Paper TL;DR

Divide hidden layers in blocks, use RL to take binary actions to only activate some of the blocks, save computation time!

Poor choices we made

  • I think we were too focused on staying within the our-model-must-be-a-normal-deep-net mindset. This meant we were limited by how terrible sparse operators are for deep nets. Instead we could have looked at tree structures and such.
  • Looking a scatter plot of all the runs, our hyperparameter search + reporting of results was not very honest. We did a random search of hyperparameters, which led to some of them being very good, and picked those as our “best results”. Clearly though, looking at the variance of results, we should have rerun our best hyperparameters many times. I guess I hadn’t really internalized how massive the variance of RL methods can be.
  • Our approach shined when not using minibatches (i.e. 1 x at a time), but for some reason we didn’t focus on that and spent a lot of time focusing on minibatches and making them be fast.
  • I don’t know why I was against modern momentum methods. Who knows, Adam or RMSprop could have made our results much better.
  • We gave up the multi-pass RL dream (à la ACT of Graves, 1603.08983) too early. If I had to work on this again I would definitely try this approach.

Some limitations

  • Our approach required fairly specialized code to be of any use. At the time I spent 100+ hours writing my own CUDA kernels. It paid off for the paper, but if we’d thought of “how can anyone use this, using a normal deep learning library” I think we would have found better sparse computation structures
  • We wanted to make learning faster, but in the end our method is really expensive to train (there are advantages at prediction time but that’s not what we really wanted).
  • Variance. Variance makes learning so slow.

Now that I think about it…

  • It’s not clear that RL was the best choice. We wanted to use it because we are RL researchers, but we overlooked classical search and structured prediction methods which we should have tried first, even just as baselines.
  • Discrete stochasticity isn’t great.
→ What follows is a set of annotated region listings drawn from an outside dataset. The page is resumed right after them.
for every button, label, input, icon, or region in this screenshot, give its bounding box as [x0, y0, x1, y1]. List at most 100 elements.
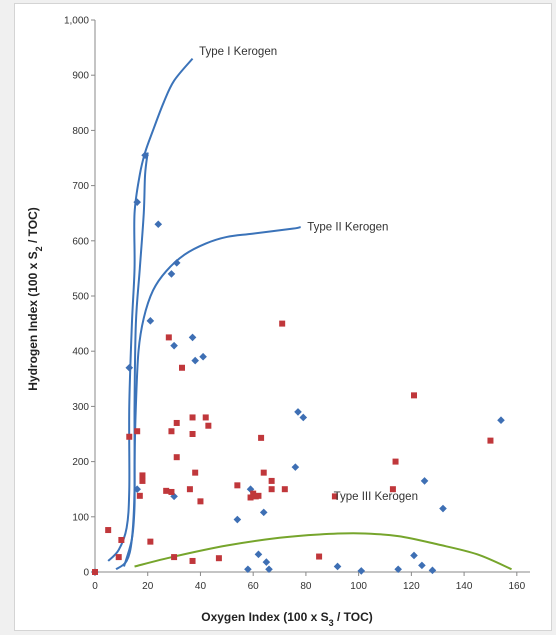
y-tick-label: 100 — [72, 512, 89, 523]
data-point-diamond — [146, 317, 155, 325]
data-point-diamond — [172, 259, 181, 267]
y-tick-label: 0 — [83, 568, 89, 579]
data-point-square — [171, 554, 178, 561]
x-tick-label: 100 — [350, 581, 367, 592]
data-point-diamond — [254, 550, 263, 559]
data-point-diamond — [170, 492, 178, 501]
data-point-diamond — [418, 561, 426, 570]
data-point-square — [197, 498, 204, 505]
y-tick-label: 200 — [72, 457, 89, 468]
data-point-square — [247, 494, 254, 501]
data-point-square — [392, 458, 399, 465]
x-tick-label: 20 — [142, 581, 154, 592]
chart-frame: 0 100 200 300 400 500 600 700 800 900 1,000 0 20 40 60… — [14, 3, 552, 631]
data-point-square — [168, 428, 175, 435]
x-tick-label: 60 — [248, 581, 260, 592]
data-point-diamond — [170, 341, 178, 350]
x-axis-title: Oxygen Index (100 x S3 / TOC) — [201, 610, 373, 628]
y-tick-label: 900 — [72, 71, 89, 82]
data-point-square — [331, 493, 338, 500]
y-tick-label: 300 — [72, 402, 89, 413]
data-point-square — [163, 487, 170, 494]
y-tick-label: 400 — [72, 347, 89, 358]
data-point-diamond — [191, 356, 199, 365]
data-point-square — [139, 472, 146, 479]
axes: 0 100 200 300 400 500 600 700 800 900 1,000 0 20 40 60… — [64, 16, 530, 592]
data-point-diamond — [410, 551, 418, 560]
data-point-square — [487, 437, 494, 444]
y-axis-title: Hydrogen Index (100 x S2 / TOC) — [26, 207, 44, 391]
data-point-diamond — [125, 363, 134, 372]
y-tick-label: 800 — [72, 126, 89, 137]
data-point-square — [173, 419, 180, 426]
data-point-square — [134, 428, 141, 435]
x-tick-label: 0 — [92, 581, 98, 592]
data-point-square — [255, 492, 262, 499]
data-point-diamond — [167, 270, 176, 278]
data-point-square — [202, 414, 209, 421]
data-point-diamond — [333, 562, 342, 571]
data-point-diamond — [199, 352, 207, 361]
y-tick-label: 1,000 — [64, 16, 89, 27]
x-tick-label: 120 — [403, 581, 420, 592]
data-point-square — [260, 469, 267, 476]
data-point-diamond — [244, 565, 252, 574]
data-point-diamond — [294, 408, 302, 416]
data-point-square — [105, 527, 112, 534]
data-point-square — [316, 553, 323, 560]
data-point-square — [118, 536, 125, 543]
type-i-curve — [107, 57, 194, 562]
type-ii-curve — [123, 226, 301, 567]
annotations: Type I Kerogen Type II Kerogen Type III Ke… — [199, 46, 418, 503]
y-tick-label: 700 — [72, 181, 89, 192]
data-point-diamond — [259, 508, 268, 517]
data-point-square — [215, 555, 222, 562]
scatter-chart: 0 100 200 300 400 500 600 700 800 900 1,000 0 20 40 60… — [26, 16, 530, 628]
data-point-square — [205, 422, 212, 429]
data-point-square — [147, 538, 154, 545]
data-point-square — [268, 477, 275, 484]
data-point-diamond — [188, 333, 197, 342]
data-point-square — [168, 488, 175, 495]
x-tick-label: 40 — [195, 581, 207, 592]
data-point-square — [165, 334, 172, 341]
data-point-diamond — [246, 485, 255, 493]
data-point-square — [92, 569, 98, 575]
y-tick-label: 500 — [72, 292, 89, 303]
data-point-square — [139, 477, 146, 484]
data-point-diamond — [420, 477, 429, 485]
data-point-square — [126, 433, 133, 440]
curve-label-1: Type I Kerogen — [199, 46, 277, 58]
data-point-diamond — [154, 220, 163, 229]
data-point-square — [115, 554, 122, 561]
data-point-square — [279, 320, 286, 327]
kerogen-curves — [107, 57, 512, 571]
type-i-curve — [115, 152, 149, 571]
data-point-diamond — [291, 463, 300, 471]
x-tick-label: 80 — [300, 581, 312, 592]
curve-label-3: Type III Kerogen — [334, 491, 418, 503]
data-point-square — [189, 414, 196, 421]
data-point-diamond — [233, 515, 242, 524]
data-point-diamond — [357, 567, 366, 575]
data-point-square — [281, 486, 288, 493]
data-point-diamond — [133, 485, 141, 493]
x-tick-label: 140 — [456, 581, 473, 592]
data-point-square — [189, 431, 196, 437]
curve-label-2: Type II Kerogen — [307, 221, 388, 233]
data-point-square — [192, 469, 199, 476]
data-point-diamond — [428, 566, 437, 575]
data-point-diamond — [265, 565, 273, 574]
data-point-diamond — [394, 565, 402, 574]
data-point-square — [389, 486, 396, 493]
data-point-square — [179, 364, 185, 371]
data-point-diamond — [439, 504, 447, 513]
data-point-diamond — [497, 416, 505, 424]
x-tick-label: 160 — [508, 581, 525, 592]
type-iii-curve — [134, 532, 512, 571]
data-point-diamond — [299, 413, 308, 422]
data-point-square — [234, 482, 241, 489]
data-point-square — [258, 434, 265, 441]
data-point-diamond — [133, 198, 141, 206]
data-points — [91, 151, 505, 576]
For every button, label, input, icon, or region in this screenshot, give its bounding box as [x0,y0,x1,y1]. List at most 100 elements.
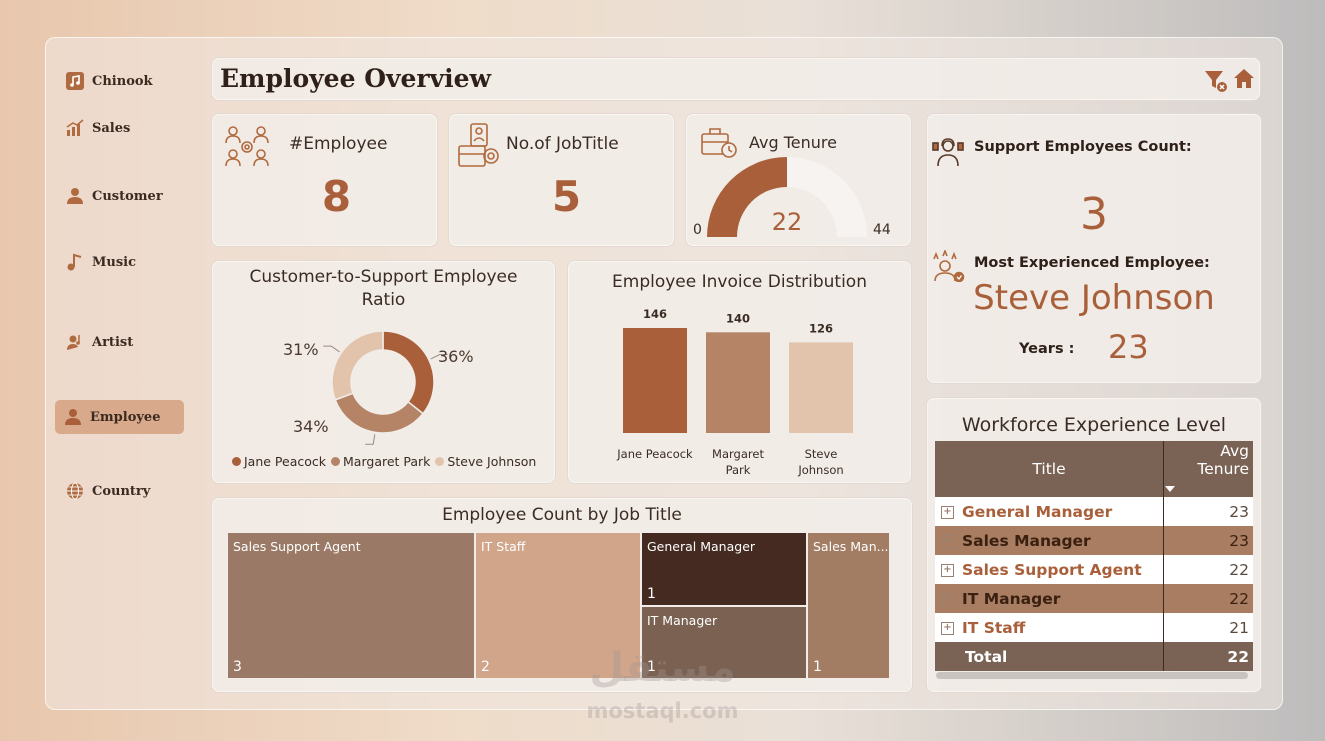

A little gaussian noise here and there can be nice, but massive discontinuities in learning greatly affected our method, as it did not pair well with SGD. If I work on something like this in the future, I think it may be worth trying local-search-style methods with less variance, less stochasticity (to deal with this, we forced our policies to be very low-entropy, which in retrospective may have hurt a lot.)